In the 1700s, Greenland began the tradition of color-coding its buildings: hospitals were yellow, police stations black, fisheries blue. The colors were the same from town to town. Folks eventually chose more varied pigments for their dwellings. In the archetypal fishing village Ilulissat, the rainbow-hued architecture makes a stark contrast to the Arctic surroundings. Ilulissat is also home to an ice fjord of the same name: a collection of giant icebergs that you can see from the streets.
One of T+L’s most-pinned travel photos features Oia, a town on the northern coast of Santorini. With just one glance, you can see why Oia appeals to so many travelers. Perched on cliffs above the sea, it’s the romantic blue-and-white Greek town that has launched thousands of cruise-ship vacations.
Paternoster, South Africa
The maritime way of life is firmly rooted in the DNA of Paternoster, about 90 miles north of Cape Town. Most buildings are classic fishermen’s cottages, white with dark roofs. The town enforces a strict architectural code to preserve its character. Fittingly, you can get great seafood here. Paternoster hosts a Crayfish and Seafood Festival each November, featuring South African favorites like snoek braai (a regional fish, dried and cooked over coals), potjiekos (seafood stew), and fresh crayfish, cooked to order.

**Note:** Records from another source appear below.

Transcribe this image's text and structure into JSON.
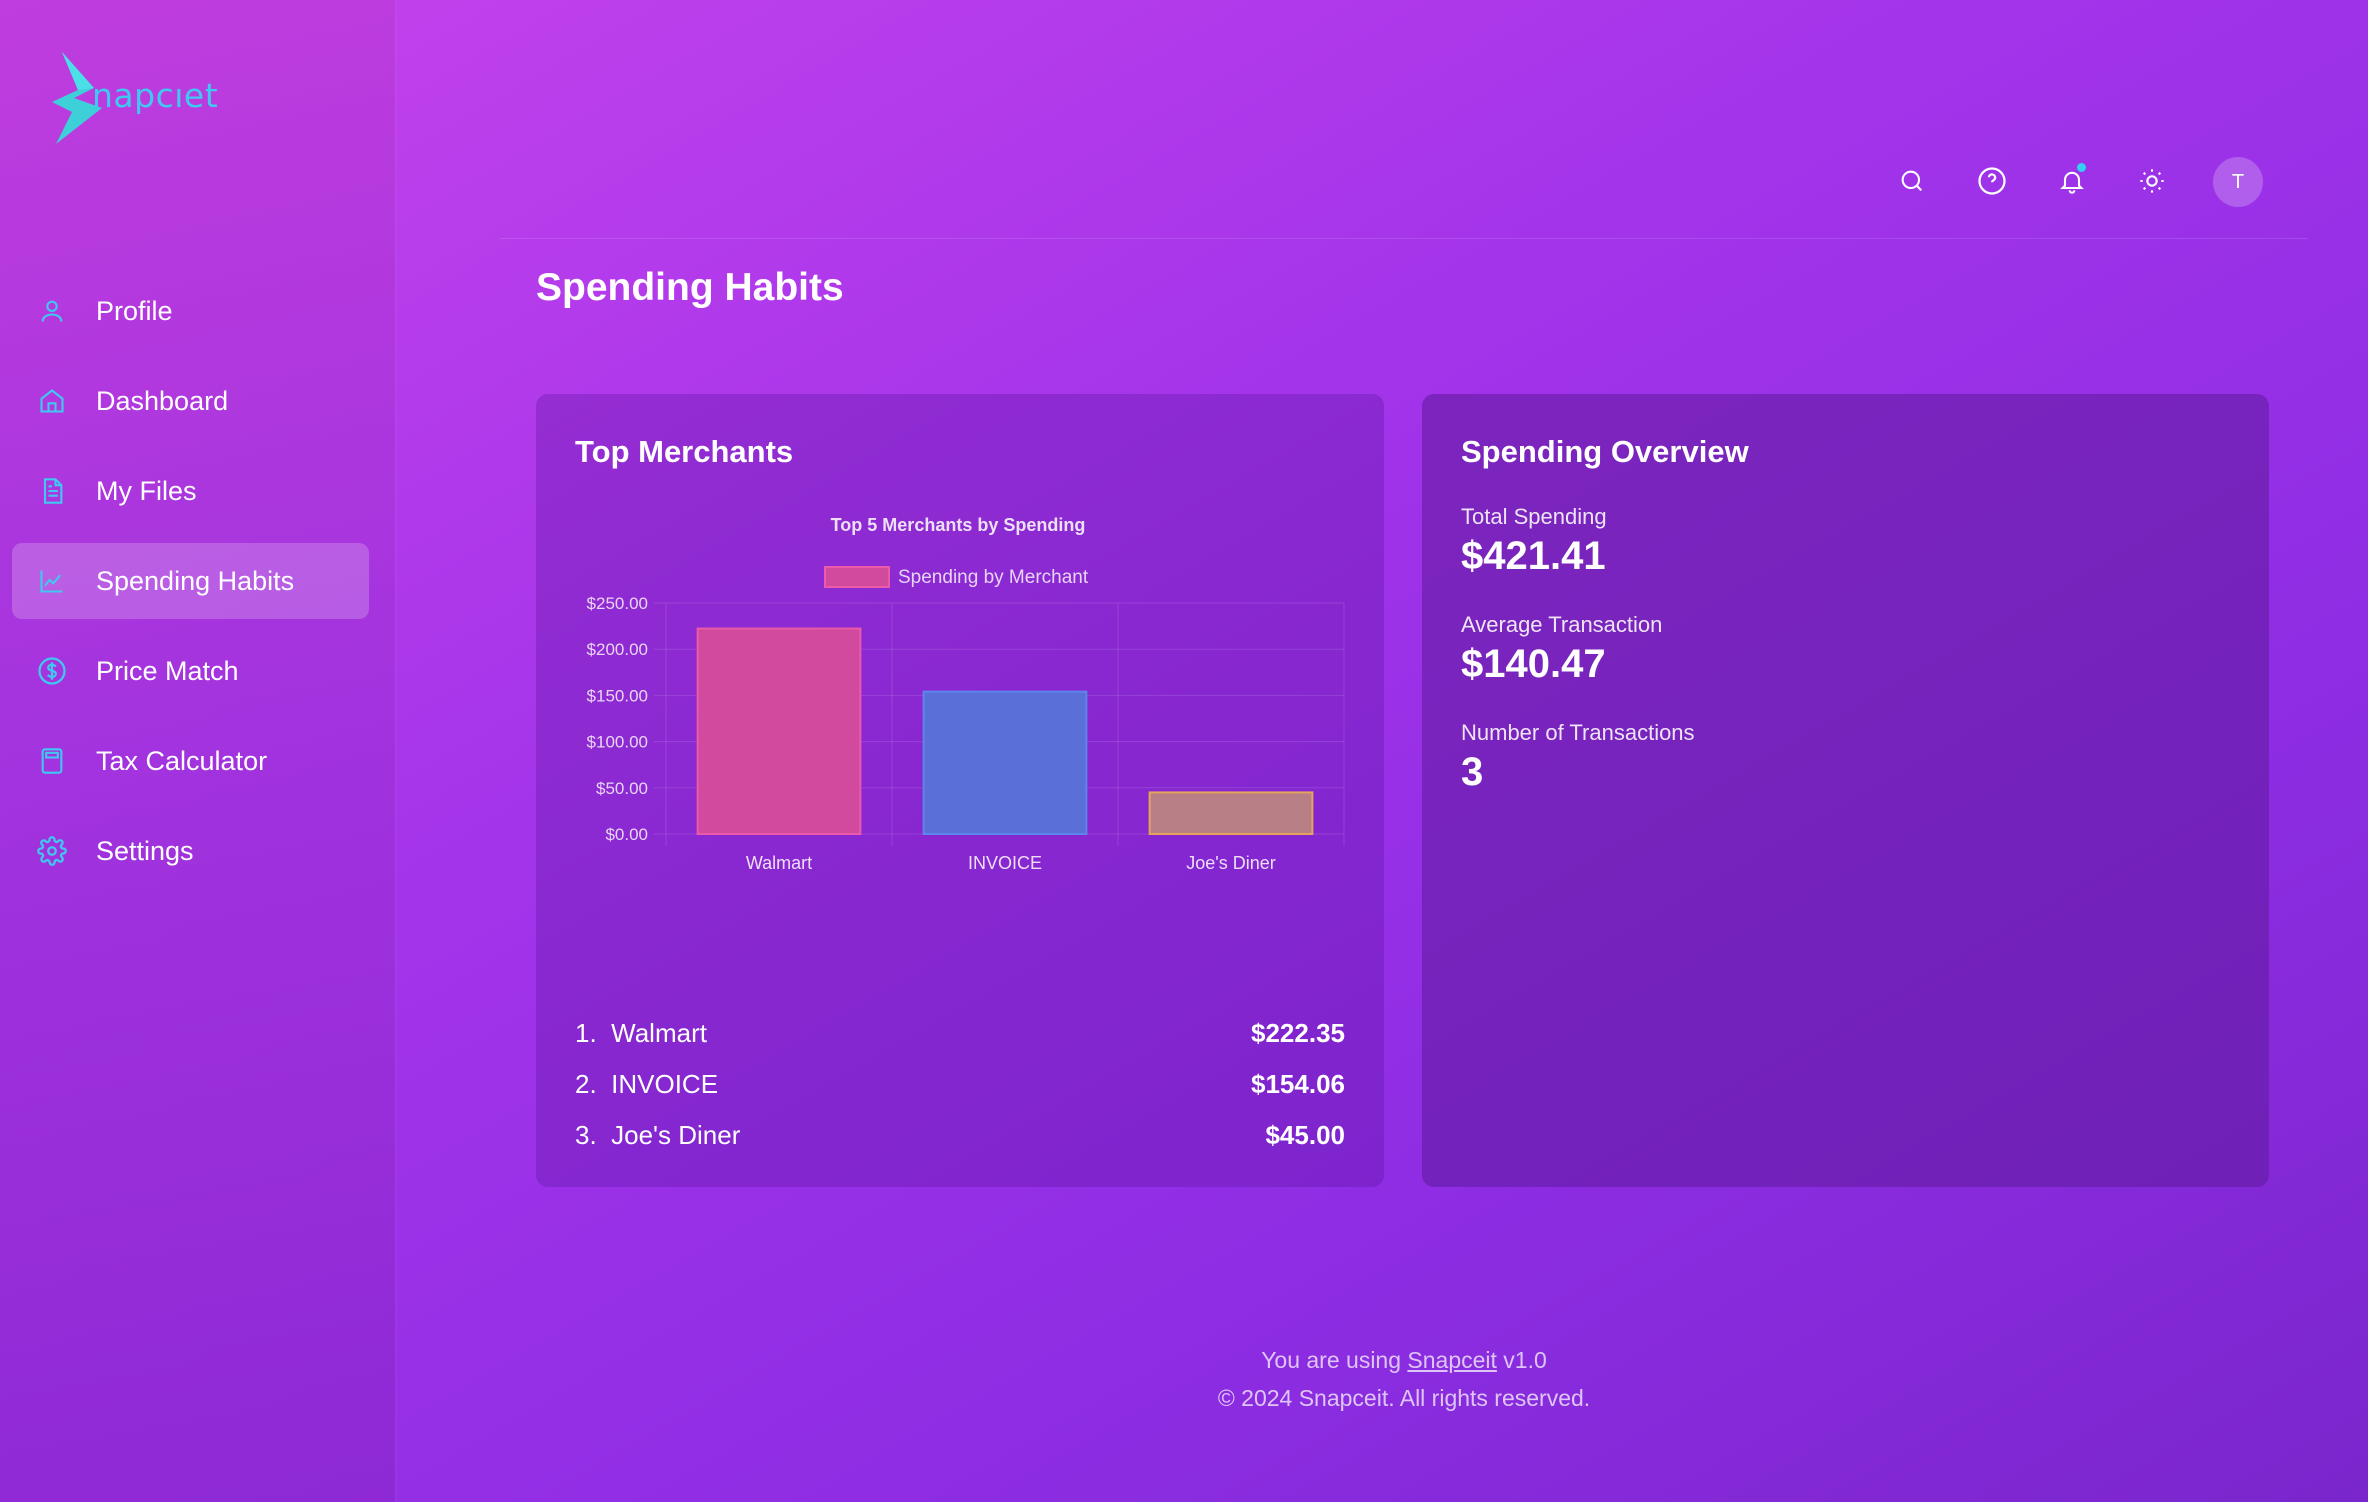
{
  "brand": {
    "name": "napcıet"
  },
  "sidebar": {
    "items": [
      {
        "label": "Profile",
        "icon": "user-icon"
      },
      {
        "label": "Dashboard",
        "icon": "home-icon"
      },
      {
        "label": "My Files",
        "icon": "file-icon"
      },
      {
        "label": "Spending Habits",
        "icon": "chart-line-icon",
        "active": true
      },
      {
        "label": "Price Match",
        "icon": "dollar-circle-icon"
      },
      {
        "label": "Tax Calculator",
        "icon": "calculator-icon"
      },
      {
        "label": "Settings",
        "icon": "gear-icon"
      }
    ]
  },
  "header": {
    "icons": [
      "search-icon",
      "help-icon",
      "bell-icon",
      "sun-icon"
    ],
    "avatar_initial": "T"
  },
  "page": {
    "title": "Spending Habits"
  },
  "top_merchants": {
    "title": "Top Merchants",
    "list": [
      {
        "rank": "1.",
        "name": "Walmart",
        "amount": "$222.35"
      },
      {
        "rank": "2.",
        "name": "INVOICE",
        "amount": "$154.06"
      },
      {
        "rank": "3.",
        "name": "Joe's Diner",
        "amount": "$45.00"
      }
    ]
  },
  "chart_data": {
    "type": "bar",
    "title": "Top 5 Merchants by Spending",
    "categories": [
      "Walmart",
      "INVOICE",
      "Joe's Diner"
    ],
    "series": [
      {
        "name": "Spending by Merchant",
        "values": [
          222.35,
          154.06,
          45.0
        ]
      }
    ],
    "colors": [
      "#d14a9e",
      "#5a6fd8",
      "#b87f86"
    ],
    "border_colors": [
      "#ea5aa8",
      "#5d86ea",
      "#e6a45a"
    ],
    "ylim": [
      0,
      250
    ],
    "yticks": [
      "$0.00",
      "$50.00",
      "$100.00",
      "$150.00",
      "$200.00",
      "$250.00"
    ],
    "ytick_values": [
      0,
      50,
      100,
      150,
      200,
      250
    ],
    "grid": true,
    "legend": "top"
  },
  "overview": {
    "title": "Spending Overview",
    "total_label": "Total Spending",
    "total_value": "$421.41",
    "avg_label": "Average Transaction",
    "avg_value": "$140.47",
    "count_label": "Number of Transactions",
    "count_value": "3"
  },
  "footer": {
    "prefix": "You are using ",
    "link": "Snapceit",
    "suffix": " v1.0",
    "copyright": "© 2024 Snapceit. All rights reserved."
  }
}
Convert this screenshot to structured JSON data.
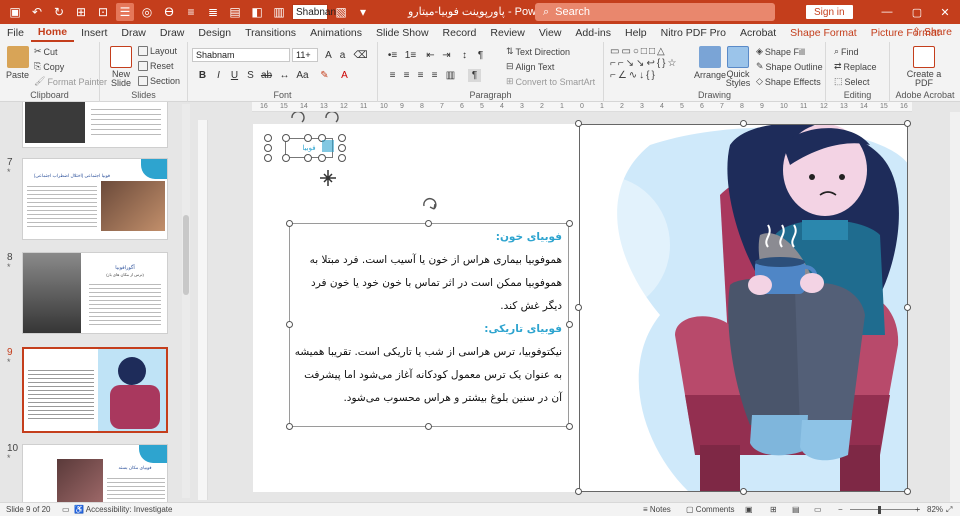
{
  "title_bar": {
    "font_value": "Shabnan",
    "document_title": "پاورپوینت فوبیا-میتارو",
    "app_name": "PowerPoint",
    "search_placeholder": "Search",
    "signin_label": "Sign in",
    "brand_color": "#c43e1c"
  },
  "tabs": [
    "File",
    "Home",
    "Insert",
    "Draw",
    "Draw",
    "Design",
    "Transitions",
    "Animations",
    "Slide Show",
    "Record",
    "Review",
    "View",
    "Add-ins",
    "Help",
    "Nitro PDF Pro",
    "Acrobat",
    "Shape Format",
    "Picture Format"
  ],
  "active_tab": "Home",
  "share_label": "Share",
  "ribbon": {
    "clipboard": {
      "label": "Clipboard",
      "paste": "Paste",
      "cut": "Cut",
      "copy": "Copy",
      "format_painter": "Format Painter"
    },
    "slides": {
      "label": "Slides",
      "new_slide": "New Slide",
      "layout": "Layout",
      "reset": "Reset",
      "section": "Section"
    },
    "font": {
      "label": "Font",
      "family": "Shabnam",
      "size": "11+"
    },
    "paragraph": {
      "label": "Paragraph",
      "text_direction": "Text Direction",
      "align_text": "Align Text",
      "convert_smartart": "Convert to SmartArt"
    },
    "drawing": {
      "label": "Drawing",
      "arrange": "Arrange",
      "quick_styles": "Quick Styles",
      "shape_fill": "Shape Fill",
      "shape_outline": "Shape Outline",
      "shape_effects": "Shape Effects"
    },
    "editing": {
      "label": "Editing",
      "find": "Find",
      "replace": "Replace",
      "select": "Select"
    },
    "adobe": {
      "label": "Adobe Acrobat",
      "create_pdf": "Create a PDF"
    }
  },
  "ruler_ticks": [
    "16",
    "15",
    "14",
    "13",
    "12",
    "11",
    "10",
    "9",
    "8",
    "7",
    "6",
    "5",
    "4",
    "3",
    "2",
    "1",
    "0",
    "1",
    "2",
    "3",
    "4",
    "5",
    "6",
    "7",
    "8",
    "9",
    "10",
    "11",
    "12",
    "13",
    "14",
    "15",
    "16"
  ],
  "thumbnails": [
    {
      "number": "7",
      "title": "فوبیا اجتماعی (اختلال اضطراب اجتماعی)"
    },
    {
      "number": "8",
      "title": "آگورافوبیا",
      "subtitle": "(ترس از مکان های باز)"
    },
    {
      "number": "9",
      "title": "",
      "selected": true
    },
    {
      "number": "10",
      "title": "فوبیای مکان بسته"
    }
  ],
  "slide": {
    "label_shape_text": "فوبیا",
    "heading1": "فوبیای خون:",
    "para1": "هموفوبیا بیماری هراس از خون یا آسیب است. فرد مبتلا به هموفوبیا ممکن است در اثر تماس با خون خود یا خون فرد دیگر غش کند.",
    "heading2": "فوبیای تاریکی:",
    "para2": "نیکتوفوبیا، ترس هراسی از شب یا تاریکی است. تقریبا همیشه به عنوان یک ترس معمول کودکانه آغاز می‌شود اما پیشرفت آن در سنین بلوغ بیشتر و هراس محسوب می‌شود.",
    "accent_color": "#2ea4cf"
  },
  "status": {
    "slide_of": "Slide 9 of 20",
    "accessibility": "Accessibility: Investigate",
    "notes": "Notes",
    "comments": "Comments",
    "zoom": "82%"
  }
}
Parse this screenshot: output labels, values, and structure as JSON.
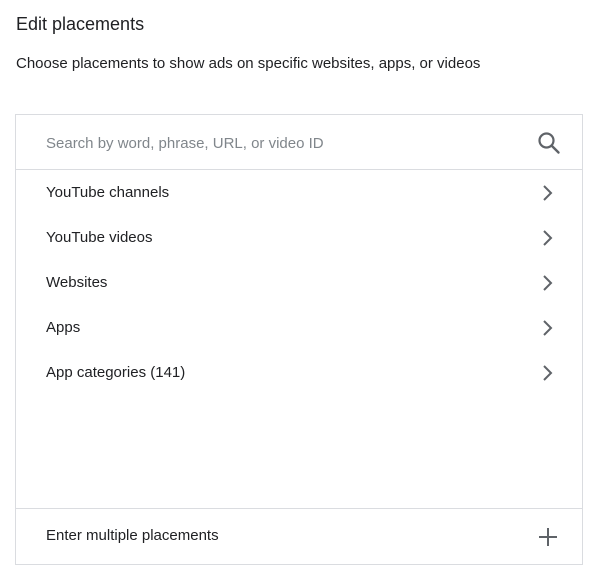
{
  "header": {
    "title": "Edit placements",
    "subtitle": "Choose placements to show ads on specific websites, apps, or videos"
  },
  "search": {
    "placeholder": "Search by word, phrase, URL, or video ID",
    "value": "",
    "icon": "search-icon"
  },
  "categories": [
    {
      "label": "YouTube channels",
      "icon": "chevron-right-icon"
    },
    {
      "label": "YouTube videos",
      "icon": "chevron-right-icon"
    },
    {
      "label": "Websites",
      "icon": "chevron-right-icon"
    },
    {
      "label": "Apps",
      "icon": "chevron-right-icon"
    },
    {
      "label": "App categories (141)",
      "icon": "chevron-right-icon"
    }
  ],
  "footer": {
    "label": "Enter multiple placements",
    "icon": "plus-icon"
  },
  "colors": {
    "text": "#202124",
    "placeholder": "#80868b",
    "icon": "#5f6368",
    "border": "#dadce0"
  }
}
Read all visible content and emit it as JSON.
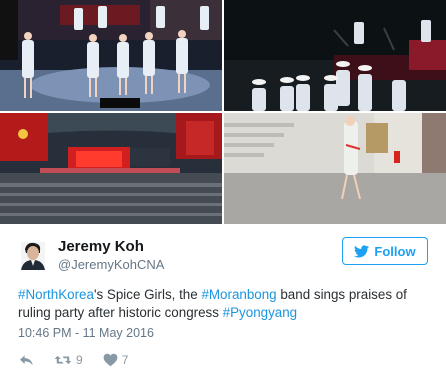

Croatia has other idyllic coastal spots—Trogir, Split, Dubrovnik—but this Istrian town's distinct layout earned it a place on our list. Rovinj's historic center is completely contained within a small peninsula. (It was once the island of Mons Albanus, but the channel between the island and mainland was filled in 1763.) As a result of the tight quarters, buildings are tall, narrow, and close set, with red tiled roofs. Towering above it all is St. Euphemia, a stately Baroque church and Rovinj’s main landmark.
Reine is one of Europe’s most beautiful villages and among Norway’s most photographed places. Jaunty red wooden cabins (called rorbuer) make up the town, set against the rugged Lofoten Mountains. Reine is also the jumping-off point for exploring Reinefjord, one of northern Norway’s pristine fjords.
Port Fairy, Australia
Don’t drive Australia’s Great Ocean Road without pulling over at the southern town of Port Fairy. The seaside village resembles a 19th-century shipping port, and the National Trust of Australia has designated more than 50 buildings as historic. A stroll will take you past whitewashed fishermen’s cottages and old stone churches. It’s an ideal setting for the Folk Festival, one of the country’s biggest music events, held every year in March.
With its stately hillside homes overlooking the water, Sausalito could be mistaken for an Italian fishing village. But this Bay Area town is just a quick ferry ride from San Francisco, on the other side of the Golden Gate Bridge. Sausalito is known for its floating houseboats—more than 400 docked in five marinas—and an artsy vibe, with galleries, boutiques, and fine restaurants.